Allowing the minister of finance to appoint all the members of the Reserve Bank’s monetary policy committee risks weakening perceptions of the bank’s operational independence, ASB chief economist Nick Tuffley says.

Confidence in the central bank’s independence is important and would be reinforced by leaving internal appointments to the new committee in the hands of the bank, Tuffley told MPs yesterday. Limiting those internal appointments to the committee to only two terms also appears unnecessarily restrictive and may reduce the flexibility the bank has to manage staff progression and retention.

“Particularly when you are only going to have one deputy governor going forward, you are starting to put a lot of limitations and restrictions on the talent pool and the depth within the Reserve Bank,” Tuffley told Parliament’s finance and expenditure select committee.  

That could also raise “some potential issues around both flexibility of managing internal talent, but also that ‘flight risk’ in the sense that you may be losing talent and institutional memory as well.”

The committee is considering changes to the Reserve Bank Act that will remove sole interest rate decision-making from the governor and vest it in a five- to seven-member committee.

The proposed legislation would also replace the policy targets agreement negotiated between the minister of finance and the governor with a ministerial remit to the monetary policy committee. The bank would advise the minister on the remit.

The bill would also require the bank to look at ways to support maximum sustainable employment alongside its current objective to maintain general price stability over the medium-term.

The new policy committee will comprise at least five members, including the governor and deputy governor and one or two bank staff. They will be appointed by the minister on the advice of the bank’s board.

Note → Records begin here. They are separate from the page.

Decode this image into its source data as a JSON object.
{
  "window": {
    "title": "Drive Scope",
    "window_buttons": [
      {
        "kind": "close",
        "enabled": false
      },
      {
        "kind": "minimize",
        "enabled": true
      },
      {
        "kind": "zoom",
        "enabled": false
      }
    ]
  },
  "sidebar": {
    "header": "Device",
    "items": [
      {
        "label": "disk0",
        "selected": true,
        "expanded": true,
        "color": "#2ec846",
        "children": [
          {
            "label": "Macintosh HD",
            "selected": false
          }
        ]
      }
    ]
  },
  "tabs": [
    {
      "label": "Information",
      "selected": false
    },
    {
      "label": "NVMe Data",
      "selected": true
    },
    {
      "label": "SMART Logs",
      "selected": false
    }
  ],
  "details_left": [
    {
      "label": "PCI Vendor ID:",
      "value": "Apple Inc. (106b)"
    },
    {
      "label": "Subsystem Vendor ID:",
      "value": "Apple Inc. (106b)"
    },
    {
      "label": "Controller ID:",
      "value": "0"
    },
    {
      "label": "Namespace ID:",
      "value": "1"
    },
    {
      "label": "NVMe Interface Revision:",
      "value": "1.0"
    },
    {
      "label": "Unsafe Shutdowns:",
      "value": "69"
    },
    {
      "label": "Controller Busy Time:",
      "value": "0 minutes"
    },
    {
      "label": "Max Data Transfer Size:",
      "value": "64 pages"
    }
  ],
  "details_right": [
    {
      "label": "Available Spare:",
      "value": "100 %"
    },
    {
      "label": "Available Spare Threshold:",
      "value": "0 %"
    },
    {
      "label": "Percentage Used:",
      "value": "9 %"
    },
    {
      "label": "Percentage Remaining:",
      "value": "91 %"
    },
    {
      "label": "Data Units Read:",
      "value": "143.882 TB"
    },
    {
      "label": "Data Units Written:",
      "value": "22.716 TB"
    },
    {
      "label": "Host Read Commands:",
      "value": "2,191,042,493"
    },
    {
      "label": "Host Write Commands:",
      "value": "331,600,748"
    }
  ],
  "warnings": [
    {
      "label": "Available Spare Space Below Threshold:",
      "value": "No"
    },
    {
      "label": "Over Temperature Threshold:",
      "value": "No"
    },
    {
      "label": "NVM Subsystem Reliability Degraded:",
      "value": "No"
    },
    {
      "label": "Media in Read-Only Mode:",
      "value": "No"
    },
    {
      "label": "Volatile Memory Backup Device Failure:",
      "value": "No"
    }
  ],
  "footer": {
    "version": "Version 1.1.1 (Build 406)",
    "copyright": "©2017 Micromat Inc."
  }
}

Tuffley spent three years at the Reserve Bank in the 1990s. He said the proposal that the deputy governor should also be appointed by the minister, also on the advice of the bank’s board, increases the risk of political influence at the bank or the perception of it.

Responding to a question from National MP Amy Adams, he said the value of the internal appointees on the committee is the depth of experience they bring. If there is a risk of ‘group think’ that would be balanced by the broader experience the external members of the committee would provide, he said.

And he noted that while it would be unlikely for members to serve more than two five-year terms, restricting membership to two terms is unnecessary and could risk “hollowing out” the succession pool within the bank.

He noted that the bank’s current assistant governor and head of economics has served in that role for 11 years. In that position he would have advised the governor closely on his monetary policy deliberations.

Tuffley also said he prefers the current negotiated policy targets agreement over the proposed ministerial remit.

The bilateral PTA is a good compromise that allows political input from the government of the day on what should be achieved, alongside more “pragmatic” expertise from the bank on what is feasible.

Other submitters yesterday included social worker Steve O’Connor and publisher Martin Taylor.

Taylor argued the bank’s targets should specifically include housing inflation, given the damage the bank’s provision of cheap credit had done to the economy by fuelling excess house prices.

O’Connor asked the committee to consider adding a broad social responsibility requirement to the bank’s targets, including a full employment target.

Tuffley and BusinessNZ economist John Pask said that if the bank’s targets are to include an employment measure, it should be made secondary to the central objective of price stability.

Tuffley said the bank has a lot more flexibility than it did almost 30 years ago when the current act was put in place.

But he said the lack of guidance in the proposed legislation as to how to treat the dual objectives could be challenging depending on where in the economic cycle the country sits.

If monetary policy is run too loose, to support employment coming out of a slowdown, there is a risk that inflation could get away, he said. And he noted there are genuine costs to the economy if the bank has to “rein in” inflation longer term.

“You may find the inflation goal starts to get more uncomfortable.”